Ronaldo Lemos – advogado*
A acusação de estupro que recai sobre o atacante Neymar e o estigma sobre a suposta vítima mostram como a internet se aprofunda cada vez mais como um gigantesco coliseu. Nele são atirados os destinos pessoais e profissionais de qualquer pessoa –anônima ou famosa– para que sofram julgamento e sirvam de espetáculo. Tudo até que sejam substituídos pelos próximos a serem atirados ao coliseu, que certamente virão e logo.
O que chama a atenção no caso Neymar é que ele traz sinais claros de que há uma “institucionalização” do tribunal da internet. É como se a internet já tivesse se normalizado como lugar de julgamento. Começa a surgir até um “processo” a ser seguido pelas “partes”.

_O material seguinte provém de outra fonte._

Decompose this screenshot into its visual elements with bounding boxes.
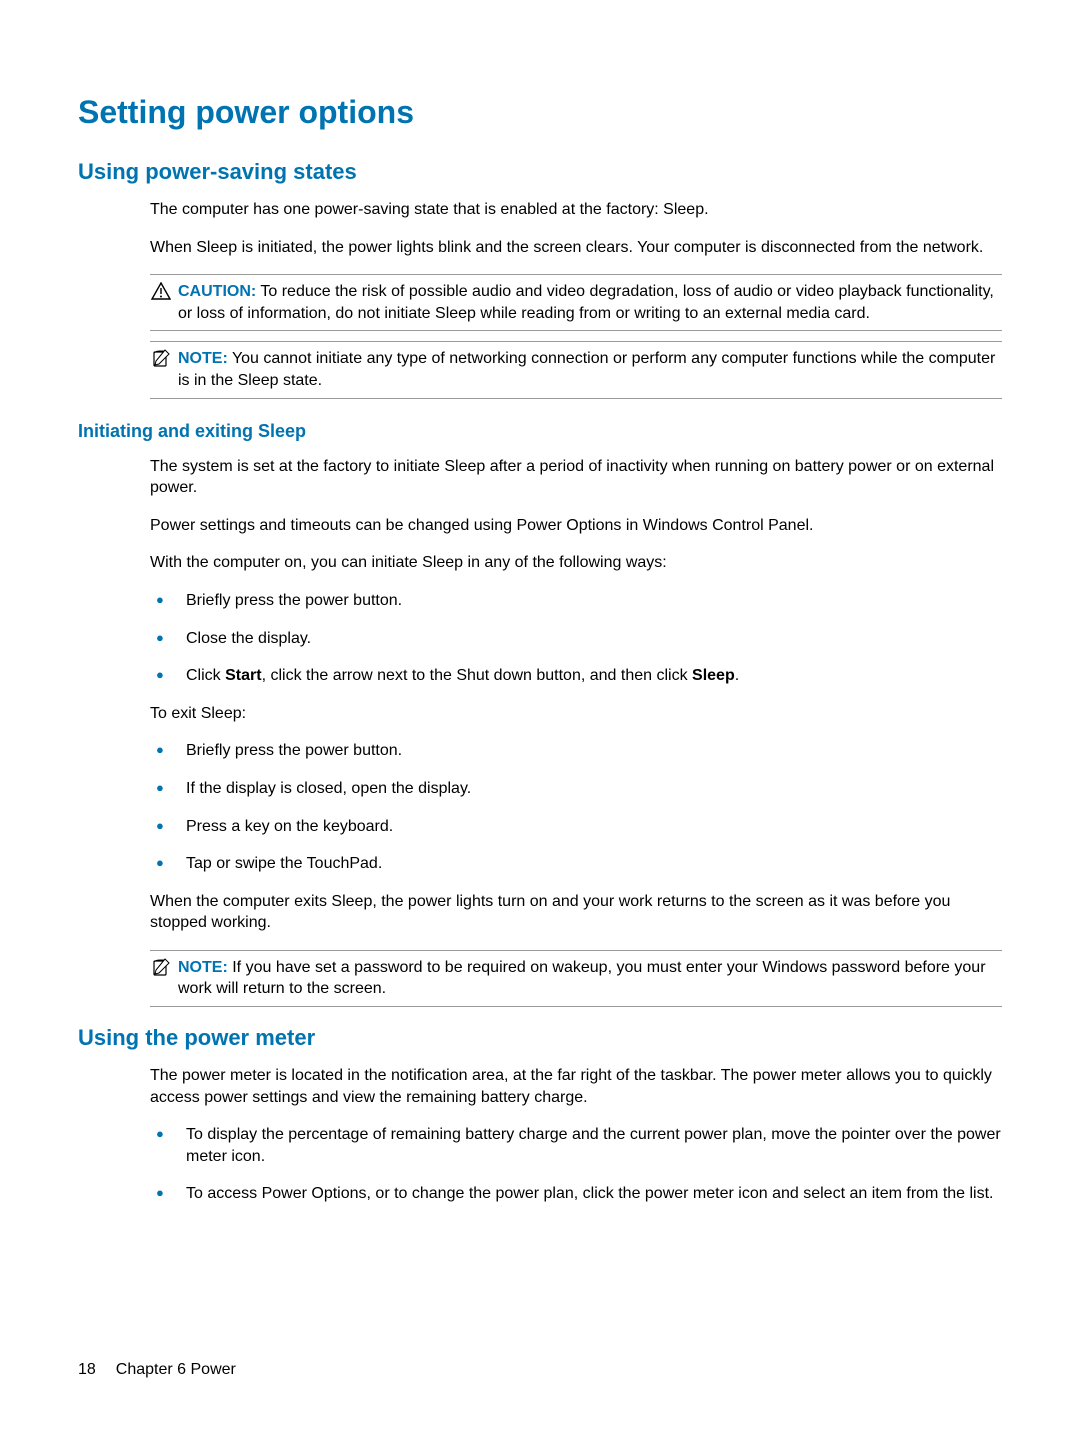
list-initiate-sleep: Briefly press the power button. Close th… xyxy=(150,590,1002,687)
note-text: NOTE: If you have set a password to be r… xyxy=(178,957,1002,1000)
list-exit-sleep: Briefly press the power button. If the d… xyxy=(150,740,1002,874)
note-callout: NOTE: You cannot initiate any type of ne… xyxy=(150,341,1002,398)
note-text: NOTE: You cannot initiate any type of ne… xyxy=(178,348,1002,391)
paragraph: When Sleep is initiated, the power light… xyxy=(150,237,1002,259)
paragraph: The system is set at the factory to init… xyxy=(150,456,1002,499)
caution-label: CAUTION: xyxy=(178,283,256,300)
paragraph: Power settings and timeouts can be chang… xyxy=(150,515,1002,537)
list-item: Close the display. xyxy=(150,628,1002,650)
paragraph: When the computer exits Sleep, the power… xyxy=(150,891,1002,934)
chapter-label: Chapter 6 Power xyxy=(116,1361,236,1379)
note-icon xyxy=(150,348,172,367)
page-number: 18 xyxy=(78,1361,96,1379)
heading-power-saving-states: Using power-saving states xyxy=(78,159,1002,185)
list-item: Briefly press the power button. xyxy=(150,740,1002,762)
paragraph: The computer has one power-saving state … xyxy=(150,199,1002,221)
caution-text: CAUTION: To reduce the risk of possible … xyxy=(178,281,1002,324)
note-label: NOTE: xyxy=(178,350,228,367)
list-item: Click Start, click the arrow next to the… xyxy=(150,665,1002,687)
caution-icon xyxy=(150,281,172,300)
list-item: To access Power Options, or to change th… xyxy=(150,1183,1002,1205)
paragraph: With the computer on, you can initiate S… xyxy=(150,552,1002,574)
note-icon xyxy=(150,957,172,976)
heading-initiating-exiting-sleep: Initiating and exiting Sleep xyxy=(78,421,1002,442)
paragraph: To exit Sleep: xyxy=(150,703,1002,725)
page-footer: 18 Chapter 6 Power xyxy=(78,1361,236,1379)
heading-power-meter: Using the power meter xyxy=(78,1025,1002,1051)
paragraph: The power meter is located in the notifi… xyxy=(150,1065,1002,1108)
note-callout: NOTE: If you have set a password to be r… xyxy=(150,950,1002,1007)
list-item: Tap or swipe the TouchPad. xyxy=(150,853,1002,875)
list-item: Press a key on the keyboard. xyxy=(150,816,1002,838)
list-item: To display the percentage of remaining b… xyxy=(150,1124,1002,1167)
list-power-meter: To display the percentage of remaining b… xyxy=(150,1124,1002,1205)
list-item: Briefly press the power button. xyxy=(150,590,1002,612)
page-title: Setting power options xyxy=(78,94,1002,131)
caution-body: To reduce the risk of possible audio and… xyxy=(178,283,994,322)
note-body: You cannot initiate any type of networki… xyxy=(178,350,995,389)
caution-callout: CAUTION: To reduce the risk of possible … xyxy=(150,274,1002,331)
note-body: If you have set a password to be require… xyxy=(178,959,986,998)
note-label: NOTE: xyxy=(178,959,228,976)
list-item: If the display is closed, open the displ… xyxy=(150,778,1002,800)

A suposta vítima faz sua acusação, que é repercutida na rede. O acusado elabora e publica sua defesa também na internet. O julgamento é então imediato. Realizado por uma multidão de observadores que se divertem, ao mesmo tempo em que proferem sua sentença irrecorrível.

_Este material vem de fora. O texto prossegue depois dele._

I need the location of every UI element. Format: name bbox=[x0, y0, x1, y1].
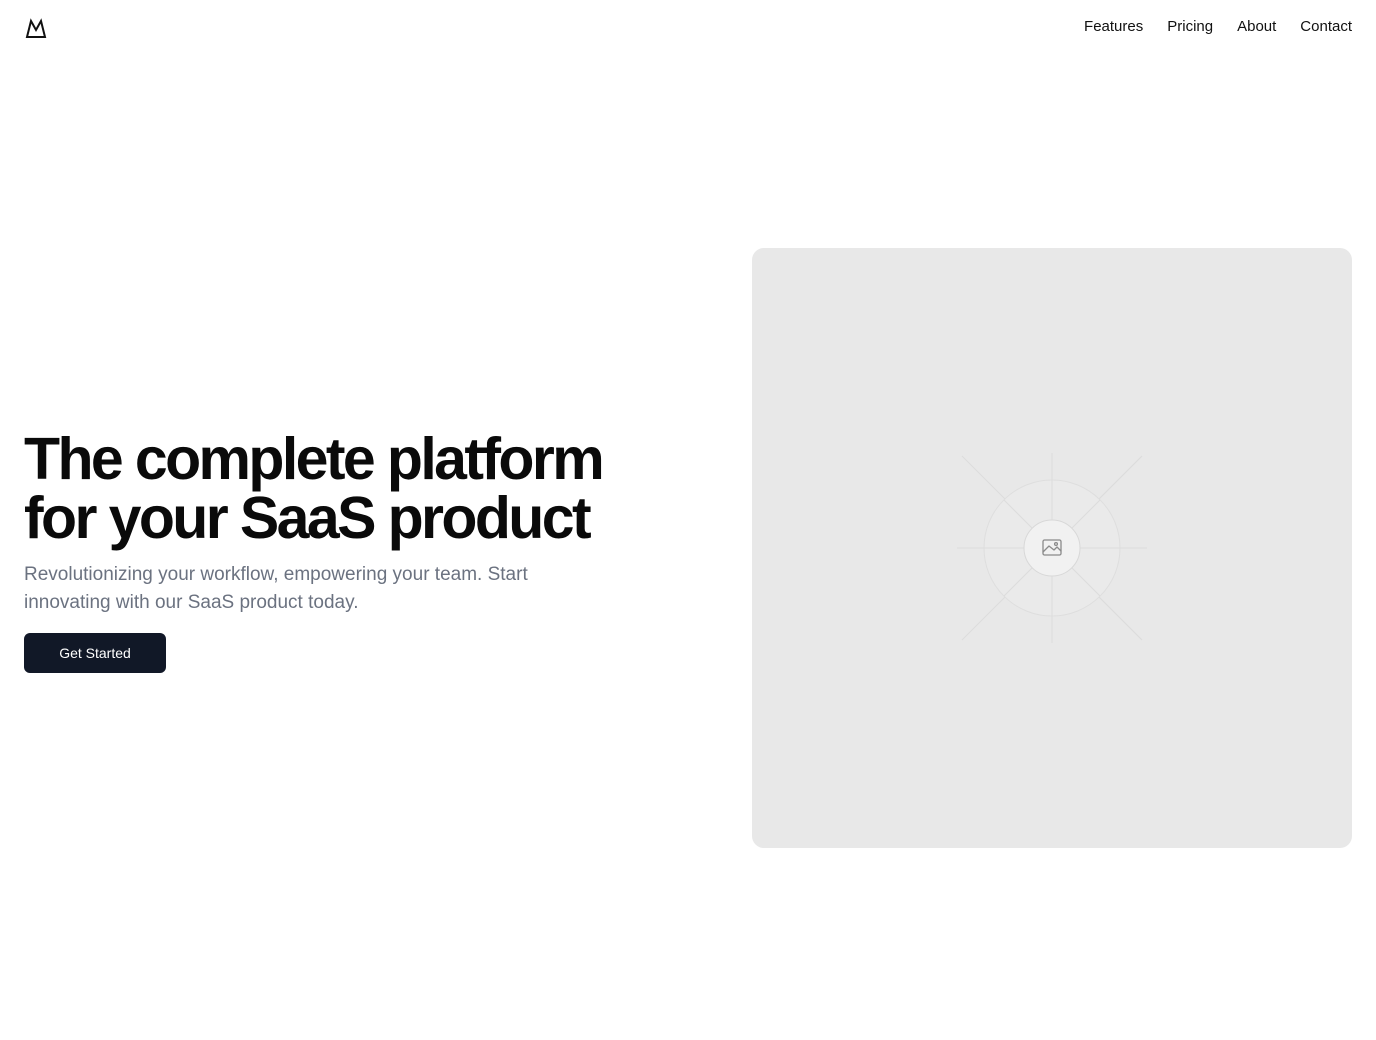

No tribunal da internet, não existe apelação nem julgamento em segunda instância. Ele funciona da mesma forma que a multidão sedenta por fazer justiça com as próprias mãos no filme clássico “M, o Vampiro de Dusseldorf”, de 1931.
Enquanto tudo isso acontece em velocidade imediata, as instituições legais que deveriam efetivamente investigar e julgar a questão atuam em completo descompasso com relação ao espetáculo que se desenrola.
Até agora, o caso Neymar foi noticiado com a seguinte sequência de fatos. Há a acusação de estupro, que repercute globalmente. Na sequência, há uma defesa inusitada do jogador. Em vez de seguir o playbook mais comum em casos similares, em que o acusado solta uma nota impessoal por meio de assessoria de imprensa, defendendo-se das acusações, Neymar decidiu seguir por outro caminho.
Utilizando o alcance global de suas mídias sociais, divulgou um vídeo em que aparece ele próprio se defendendo. Ao final, divulga as “provas”. Elas são protocoladas não em uma instituição legal, mas no próprio no tribunal da internet. Trata-se de mensagens privadas e fotos íntimas (editadas) enviadas a ele pela suposta vítima.
Do ponto de vista legal, a conduta é tipificada como crime pelo artigo 218-C do Código Penal, que atribui pena de 1 a 5 anos para “publicar ou divulgar, por qualquer meio fotografia ou outro registro que contenha cena de sexo, nudez ou pornografia sem o consentimento da vítima”.
O jogador ter postado as fotos desfocadas ou editadas eliminaria a conduta criminosa? Ou ainda, o fato de as fotos terem sido postadas como mecanismo de defesa afastaria o crime? A única resposta até agora é que o destinatário do vídeo de defesa não foi o poder judiciário ou uma autoridade de investigação. Mas, sim, o próprio tribunal da internet.
Essa situação coloca a todos nós em um dilema. As instituições legais criadas ao longo do século 20 foram bem-sucedidas em superar a turba enfurecida retratada no filme “M”, por meio da institucionalização, por exemplo, do devido processo legal, do direito de defesa, da limitação da pena e do duplo grau de jurisdição.
Essas mesmas instituições hoje não dão conta das turbas digitais. Os julgamentos são imediatos. Não há defesa. A pena é implacável e ilimitada temporalmente. No caso Neymar, tanto o jogador quanto a suposta vítima estão provando do coliseu. A miséria dessa situação é não só deles, mas de todos nós.
* Ronaldo Lemos – é advogado, diretor do Instituto de Tecnologia e Sociedade do Rio de Janeiro. Artigo originalmente publicado na edição de hoje, 3, da “Folha de São Paulo”.